Among its provisions are just under $2.2 billion for the Ryan White Comprehensive AIDS Resources Emergency Act, which funds services for people with AIDS provided by states, cities, and private AIDS groups, and $692 million for the CDC's HIV prevention programs, which got $695 million in the 2007 fiscal year.

Included in the Senate version of the bill was an additional $40 billion for the Iraq war. That makes total sense right? Let's spend more money to blow stuff up and continue a completely unnecessary war rather than spending money to educate Americans on how to prevent becoming infected with HIV.

We are 26 years into the epidemic and there is still no comprehensive national strategy for dealing with AIDS. The next president has to make the creation and implementation of a national AIDS strategy a top priority.

As David Munar of AIDS Foundation Chicago and Prevention Justice says

CDC’s own 2001 HIV Prevention Strategic Plan, which set the important goal of reducing new HIV infections to a level of 20,000 per year by 2005 (a 50 percent reduction), quietly expired two year ago without any progress.
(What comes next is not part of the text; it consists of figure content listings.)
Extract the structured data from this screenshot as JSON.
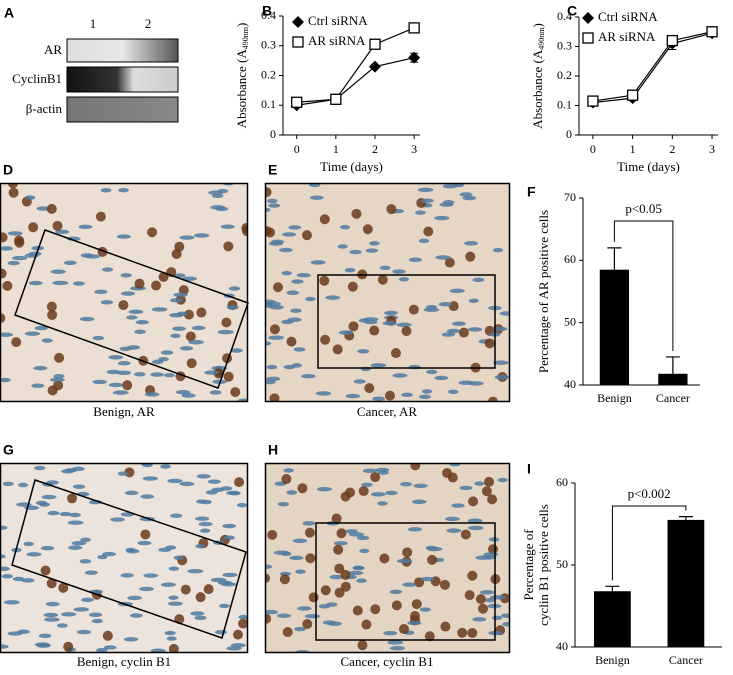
{
  "blot": {
    "panel": "A",
    "lanes": [
      "1",
      "2"
    ],
    "rows": [
      "AR",
      "CyclinB1",
      "β-actin"
    ]
  },
  "images": [
    {
      "panel": "D",
      "caption": "Benign, AR"
    },
    {
      "panel": "E",
      "caption": "Cancer, AR"
    },
    {
      "panel": "G",
      "caption": "Benign, cyclin B1"
    },
    {
      "panel": "H",
      "caption": "Cancer, cyclin B1"
    }
  ],
  "chart_data": [
    {
      "type": "line",
      "panel": "B",
      "xlabel": "Time (days)",
      "ylabel": [
        "Absorbance (A",
        "490nm",
        ")"
      ],
      "x": [
        0,
        1,
        2,
        3
      ],
      "xlim": [
        -0.35,
        3.15
      ],
      "xticks": [
        0,
        1,
        2,
        3
      ],
      "ylim": [
        0,
        0.4
      ],
      "yticks": [
        0,
        0.1,
        0.2,
        0.3,
        0.4
      ],
      "series": [
        {
          "name": "Ctrl siRNA",
          "color": "#000000",
          "marker": "diamond",
          "values": [
            0.1,
            0.12,
            0.23,
            0.26
          ],
          "errors": [
            0.005,
            0.005,
            0.005,
            0.015
          ]
        },
        {
          "name": "AR siRNA",
          "color": "#000000",
          "marker": "square",
          "values": [
            0.11,
            0.12,
            0.305,
            0.36
          ],
          "errors": [
            0.005,
            0.005,
            0.008,
            0.008
          ]
        }
      ]
    },
    {
      "type": "line",
      "panel": "C",
      "xlabel": "Time (days)",
      "ylabel": [
        "Absorbance (A",
        "490nm",
        ")"
      ],
      "x": [
        0,
        1,
        2,
        3
      ],
      "xlim": [
        -0.35,
        3.15
      ],
      "xticks": [
        0,
        1,
        2,
        3
      ],
      "ylim": [
        0,
        0.4
      ],
      "yticks": [
        0,
        0.1,
        0.2,
        0.3,
        0.4
      ],
      "series": [
        {
          "name": "Ctrl siRNA",
          "color": "#000000",
          "marker": "diamond",
          "values": [
            0.11,
            0.125,
            0.31,
            0.345
          ],
          "errors": [
            0.005,
            0.005,
            0.02,
            0.005
          ]
        },
        {
          "name": "AR siRNA",
          "color": "#000000",
          "marker": "square",
          "values": [
            0.115,
            0.135,
            0.32,
            0.35
          ],
          "errors": [
            0.005,
            0.005,
            0.015,
            0.008
          ]
        }
      ]
    },
    {
      "type": "bar",
      "panel": "F",
      "ylabel": [
        "Percentage of AR positive cells"
      ],
      "color": "#000000",
      "categories": [
        "Benign",
        "Cancer"
      ],
      "values": [
        58.5,
        41.8
      ],
      "errors": [
        3.5,
        2.7
      ],
      "ylim": [
        40,
        70
      ],
      "yticks": [
        40,
        50,
        60,
        70
      ],
      "annotation": "p<0.05"
    },
    {
      "type": "bar",
      "panel": "I",
      "ylabel": [
        "Percentage of",
        "cyclin B1 positive cells"
      ],
      "color": "#000000",
      "categories": [
        "Benign",
        "Cancer"
      ],
      "values": [
        46.8,
        55.5
      ],
      "errors": [
        0.6,
        0.4
      ],
      "ylim": [
        40,
        60
      ],
      "yticks": [
        40,
        50,
        60
      ],
      "annotation": "p<0.002"
    }
  ]
}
A decade of flat funding, inadequate money for HIV prevention (and care) from the start, and poor investments for the scarce resources that have been made available—such as failure to fund needle exchange, comprehensive sexuality education, and other proven interventions—are largely (but not entirely) to blame. We also need to figure out what other psychosocial and structural factors (i.e. stigma, homophobia, racism) contribute to high rates of HIV transmission in the U.S. and what can be done about them.

Quite simply, failure to invest in proven interventions (and at adequate amounts) fails to produce desired results. This is why a comprehensive national AIDS strategy with measurable goals and objectives—and the accountability mechanisms to sustain and measure progress—is so desperately needed.